POST is to transfer the state of a new resource that has been created by the client. That resource might be subject to a long running business process (eg a Sales Order). That Sales Order will change its state as it progresses through the business process.

GET is a way for a client to request the transfer of a server's representation of an existing resource. It should do a GET to synchronize it's understanding of the current state. Use of E-tags etc allow for caching and avoiding stale changes.

PUT/PATCH is a way for a client to transfer a change in the representation of a resource to the server. For example, changing the delivery address. Often though, these attributes should be resources in their own right (eg /order/id/delivery-instructions). There is nothing to stop an initial post of the Sales Order creating the subresources as part of the processing of the POST. If you use JSON API and/or JSON-LD etc, you can provide backwardly compatible extensions in a response that older clients will ignore and newer clients can use.

DELETE is a way for the client to say that as far as it is concerned, the resource no longer exists. In the Sales Order example, it could represent the cancellation of the order, but might be rejected by the server (eg if it has already been shipped), or it might trigger something else (eg a refund).

> gRPC does away with the verbs entirely

gRPC forces the protocol to be "verb first" and focus on defining the behavior of those verbs. For each one, it has to clarify the idempotency, the state of the things being changed, how to find out about those changes, the different process errors that can occur, etc etc.

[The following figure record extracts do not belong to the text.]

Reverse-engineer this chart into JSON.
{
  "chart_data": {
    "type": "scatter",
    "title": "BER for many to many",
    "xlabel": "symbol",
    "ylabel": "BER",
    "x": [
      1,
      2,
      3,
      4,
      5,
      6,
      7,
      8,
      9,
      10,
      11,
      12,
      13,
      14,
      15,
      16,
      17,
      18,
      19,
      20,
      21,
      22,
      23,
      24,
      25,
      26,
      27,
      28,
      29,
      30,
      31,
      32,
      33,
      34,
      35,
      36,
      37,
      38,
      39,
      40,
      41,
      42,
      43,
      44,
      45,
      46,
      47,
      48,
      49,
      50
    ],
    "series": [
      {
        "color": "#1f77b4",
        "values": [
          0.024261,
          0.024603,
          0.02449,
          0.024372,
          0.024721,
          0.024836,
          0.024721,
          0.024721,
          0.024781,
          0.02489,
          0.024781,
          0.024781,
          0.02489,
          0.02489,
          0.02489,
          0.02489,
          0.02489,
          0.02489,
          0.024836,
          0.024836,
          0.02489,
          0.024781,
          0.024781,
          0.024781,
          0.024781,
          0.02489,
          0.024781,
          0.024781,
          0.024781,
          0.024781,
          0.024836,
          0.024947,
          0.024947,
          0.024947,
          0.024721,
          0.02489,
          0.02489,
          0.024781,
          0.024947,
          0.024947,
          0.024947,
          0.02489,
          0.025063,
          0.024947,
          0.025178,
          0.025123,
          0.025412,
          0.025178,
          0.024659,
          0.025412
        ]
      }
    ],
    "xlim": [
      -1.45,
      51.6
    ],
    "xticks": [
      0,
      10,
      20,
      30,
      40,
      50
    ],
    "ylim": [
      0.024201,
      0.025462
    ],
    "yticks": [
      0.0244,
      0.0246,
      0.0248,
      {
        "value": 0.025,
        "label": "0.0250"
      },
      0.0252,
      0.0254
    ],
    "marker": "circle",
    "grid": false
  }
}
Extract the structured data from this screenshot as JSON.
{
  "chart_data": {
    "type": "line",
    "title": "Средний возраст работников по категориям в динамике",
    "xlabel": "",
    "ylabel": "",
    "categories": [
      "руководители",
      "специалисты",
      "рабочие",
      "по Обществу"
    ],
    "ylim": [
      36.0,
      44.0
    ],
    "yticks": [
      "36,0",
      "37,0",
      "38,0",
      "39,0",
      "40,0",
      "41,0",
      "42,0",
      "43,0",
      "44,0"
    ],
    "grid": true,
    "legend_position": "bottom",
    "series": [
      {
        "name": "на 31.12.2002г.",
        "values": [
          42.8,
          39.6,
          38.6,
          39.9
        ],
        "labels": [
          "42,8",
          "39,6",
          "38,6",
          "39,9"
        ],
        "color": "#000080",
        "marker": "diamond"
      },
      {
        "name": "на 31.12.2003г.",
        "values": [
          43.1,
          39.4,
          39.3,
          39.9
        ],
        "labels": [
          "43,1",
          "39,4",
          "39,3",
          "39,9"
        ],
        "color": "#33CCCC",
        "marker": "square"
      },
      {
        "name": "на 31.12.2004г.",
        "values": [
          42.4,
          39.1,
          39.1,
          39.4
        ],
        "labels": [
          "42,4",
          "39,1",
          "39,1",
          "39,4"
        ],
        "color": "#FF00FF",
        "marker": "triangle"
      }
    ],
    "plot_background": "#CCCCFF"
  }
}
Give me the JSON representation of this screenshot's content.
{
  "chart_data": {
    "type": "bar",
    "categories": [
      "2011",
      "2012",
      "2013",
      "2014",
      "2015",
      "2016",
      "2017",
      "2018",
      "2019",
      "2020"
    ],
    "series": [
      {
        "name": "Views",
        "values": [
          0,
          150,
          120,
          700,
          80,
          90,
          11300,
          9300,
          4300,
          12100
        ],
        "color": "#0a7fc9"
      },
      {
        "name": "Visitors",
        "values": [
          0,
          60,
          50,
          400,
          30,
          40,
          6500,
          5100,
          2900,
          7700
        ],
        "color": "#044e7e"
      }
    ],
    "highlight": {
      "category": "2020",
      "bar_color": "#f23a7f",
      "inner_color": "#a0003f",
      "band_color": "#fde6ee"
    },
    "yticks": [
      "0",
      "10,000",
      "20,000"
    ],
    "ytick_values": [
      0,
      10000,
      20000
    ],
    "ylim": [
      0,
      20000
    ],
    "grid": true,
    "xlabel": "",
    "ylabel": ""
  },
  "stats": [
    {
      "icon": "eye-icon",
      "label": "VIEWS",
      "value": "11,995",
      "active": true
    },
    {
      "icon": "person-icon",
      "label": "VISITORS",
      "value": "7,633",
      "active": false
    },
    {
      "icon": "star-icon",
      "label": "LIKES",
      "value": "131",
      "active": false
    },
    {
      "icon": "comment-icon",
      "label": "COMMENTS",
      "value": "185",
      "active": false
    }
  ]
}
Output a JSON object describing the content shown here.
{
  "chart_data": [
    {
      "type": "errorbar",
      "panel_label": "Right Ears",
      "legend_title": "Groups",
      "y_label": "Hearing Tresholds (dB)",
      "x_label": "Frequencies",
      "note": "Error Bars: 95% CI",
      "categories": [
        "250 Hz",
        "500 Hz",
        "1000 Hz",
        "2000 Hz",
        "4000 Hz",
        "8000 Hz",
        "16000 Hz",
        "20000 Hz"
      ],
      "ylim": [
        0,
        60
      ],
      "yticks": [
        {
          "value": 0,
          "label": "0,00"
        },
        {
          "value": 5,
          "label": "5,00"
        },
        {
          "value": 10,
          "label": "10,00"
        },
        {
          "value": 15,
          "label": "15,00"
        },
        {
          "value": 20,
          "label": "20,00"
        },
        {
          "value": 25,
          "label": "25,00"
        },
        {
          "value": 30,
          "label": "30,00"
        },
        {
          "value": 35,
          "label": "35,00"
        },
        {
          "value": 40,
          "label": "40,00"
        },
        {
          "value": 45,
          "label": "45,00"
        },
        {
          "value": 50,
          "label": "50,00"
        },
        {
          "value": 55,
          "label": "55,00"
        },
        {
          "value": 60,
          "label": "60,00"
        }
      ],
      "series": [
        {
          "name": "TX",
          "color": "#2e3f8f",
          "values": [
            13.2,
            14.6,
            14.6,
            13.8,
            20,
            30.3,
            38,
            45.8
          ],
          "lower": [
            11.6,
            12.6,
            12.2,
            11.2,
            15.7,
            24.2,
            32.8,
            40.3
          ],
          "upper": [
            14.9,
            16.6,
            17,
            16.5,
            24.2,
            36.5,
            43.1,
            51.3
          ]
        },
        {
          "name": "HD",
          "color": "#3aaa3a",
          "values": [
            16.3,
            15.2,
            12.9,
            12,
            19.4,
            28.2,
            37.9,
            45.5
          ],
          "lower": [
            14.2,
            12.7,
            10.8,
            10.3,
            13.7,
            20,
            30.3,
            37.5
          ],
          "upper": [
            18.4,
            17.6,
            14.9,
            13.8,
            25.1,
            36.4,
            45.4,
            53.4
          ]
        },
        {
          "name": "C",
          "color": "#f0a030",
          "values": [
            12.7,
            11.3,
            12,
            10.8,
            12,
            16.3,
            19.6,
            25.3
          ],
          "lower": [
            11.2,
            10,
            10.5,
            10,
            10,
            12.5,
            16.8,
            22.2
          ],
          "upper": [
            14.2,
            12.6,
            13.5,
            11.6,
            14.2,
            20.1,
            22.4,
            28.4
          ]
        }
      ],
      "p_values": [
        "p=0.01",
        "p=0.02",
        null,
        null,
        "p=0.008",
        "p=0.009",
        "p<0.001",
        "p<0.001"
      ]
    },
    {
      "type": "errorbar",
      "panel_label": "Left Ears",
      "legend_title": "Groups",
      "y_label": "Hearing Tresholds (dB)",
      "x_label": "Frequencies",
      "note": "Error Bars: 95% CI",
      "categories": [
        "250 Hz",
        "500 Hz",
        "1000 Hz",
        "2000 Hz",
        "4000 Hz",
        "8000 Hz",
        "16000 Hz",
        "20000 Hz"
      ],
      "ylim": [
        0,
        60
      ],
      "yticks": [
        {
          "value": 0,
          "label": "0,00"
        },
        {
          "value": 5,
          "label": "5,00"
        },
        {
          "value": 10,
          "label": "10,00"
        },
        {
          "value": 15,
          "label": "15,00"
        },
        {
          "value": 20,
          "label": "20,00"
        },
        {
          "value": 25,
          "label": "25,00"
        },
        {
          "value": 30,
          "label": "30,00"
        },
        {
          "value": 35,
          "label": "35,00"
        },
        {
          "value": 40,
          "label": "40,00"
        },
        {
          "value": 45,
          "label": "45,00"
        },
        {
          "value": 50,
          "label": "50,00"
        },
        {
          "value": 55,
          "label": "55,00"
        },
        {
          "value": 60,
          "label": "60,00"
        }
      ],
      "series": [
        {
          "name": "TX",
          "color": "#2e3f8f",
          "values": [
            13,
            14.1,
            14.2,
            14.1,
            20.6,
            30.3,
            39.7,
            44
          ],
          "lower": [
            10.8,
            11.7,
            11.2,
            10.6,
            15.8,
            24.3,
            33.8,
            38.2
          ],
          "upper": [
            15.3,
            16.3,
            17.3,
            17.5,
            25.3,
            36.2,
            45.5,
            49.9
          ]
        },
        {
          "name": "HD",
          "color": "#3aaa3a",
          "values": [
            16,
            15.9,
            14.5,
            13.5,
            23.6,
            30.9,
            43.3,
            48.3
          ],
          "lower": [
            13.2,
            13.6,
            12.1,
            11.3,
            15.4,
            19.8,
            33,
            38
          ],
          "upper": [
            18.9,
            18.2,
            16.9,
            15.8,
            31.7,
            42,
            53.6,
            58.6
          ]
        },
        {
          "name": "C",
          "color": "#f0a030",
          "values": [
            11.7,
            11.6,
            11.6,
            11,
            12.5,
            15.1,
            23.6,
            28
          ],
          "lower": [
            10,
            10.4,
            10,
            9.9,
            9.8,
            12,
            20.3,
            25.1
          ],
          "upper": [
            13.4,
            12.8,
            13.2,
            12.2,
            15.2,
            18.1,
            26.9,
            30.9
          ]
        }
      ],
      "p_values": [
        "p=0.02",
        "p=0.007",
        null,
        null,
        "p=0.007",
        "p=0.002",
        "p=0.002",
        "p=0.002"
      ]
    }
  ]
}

The trouble with gRPC is that it throws away everything that was learned in the "SOAP wars" of the 2005-10 period, where "enterprise suppliers" were desperate to keep their moats by defining ever more complex protocols on top of RPC to cover up the cracks and problems. An example, WS-ADDRESS, a standard for naming things over an RPC pipe that replicates the entire URL definition, but over a layer of RPC that was being tunnelled through port 80. WS-SECURITY, which did what TLS and HTTP Authorization does, but again, over layers of RPC and XML over HTTP over SSL.

All of that crap was unnecessary but was created because the idea of dealing with the nouns instead of the verbs is harder, because you have to think through the processes and changes in terms of state machines and events, instead of imperative processing where state is distributed and indeterminate.

> gRPC would let people focus on the actual problems at play

gRPC exposes the random distractions of one side's internal processing activities instead of focusing on how the two sides of a process co-ordinate and co-operate.


I don’t know of any proxy in the wild that will cache anything other than GET or HEAD requests by default.


>GET is the only one that I've seen relied on

You're so quick to throw away a vastly used caching mechanism as if it's nothing.


GET was never the verb under discussion. I specifically listed PATCH, PUT, and POST as being effectively meaningless in practice. You can’t rely on APIs to do what the verbs say they will do.

I only called out GET to say that it is still only a good bet that it will do what it is supposed to do. It’s absolutely not guaranteed. You’ve never encountered GET web routes that mutate backend state? People rely on it —- but that doesn’t make it reliable.

“Throwing away” verbs like GET is not the same as throwing out caching. Please don’t twist my words into what they were not. In practice, you often still need to specify exactly which routes to cache, and how to cache them. Just using GET doesn’t magically make things cached, and you can just as easily cache non-GET routes once you’re specifying what to cache.

Caching can be done for anything. It isn’t some special feature of HTTP or REST APIs.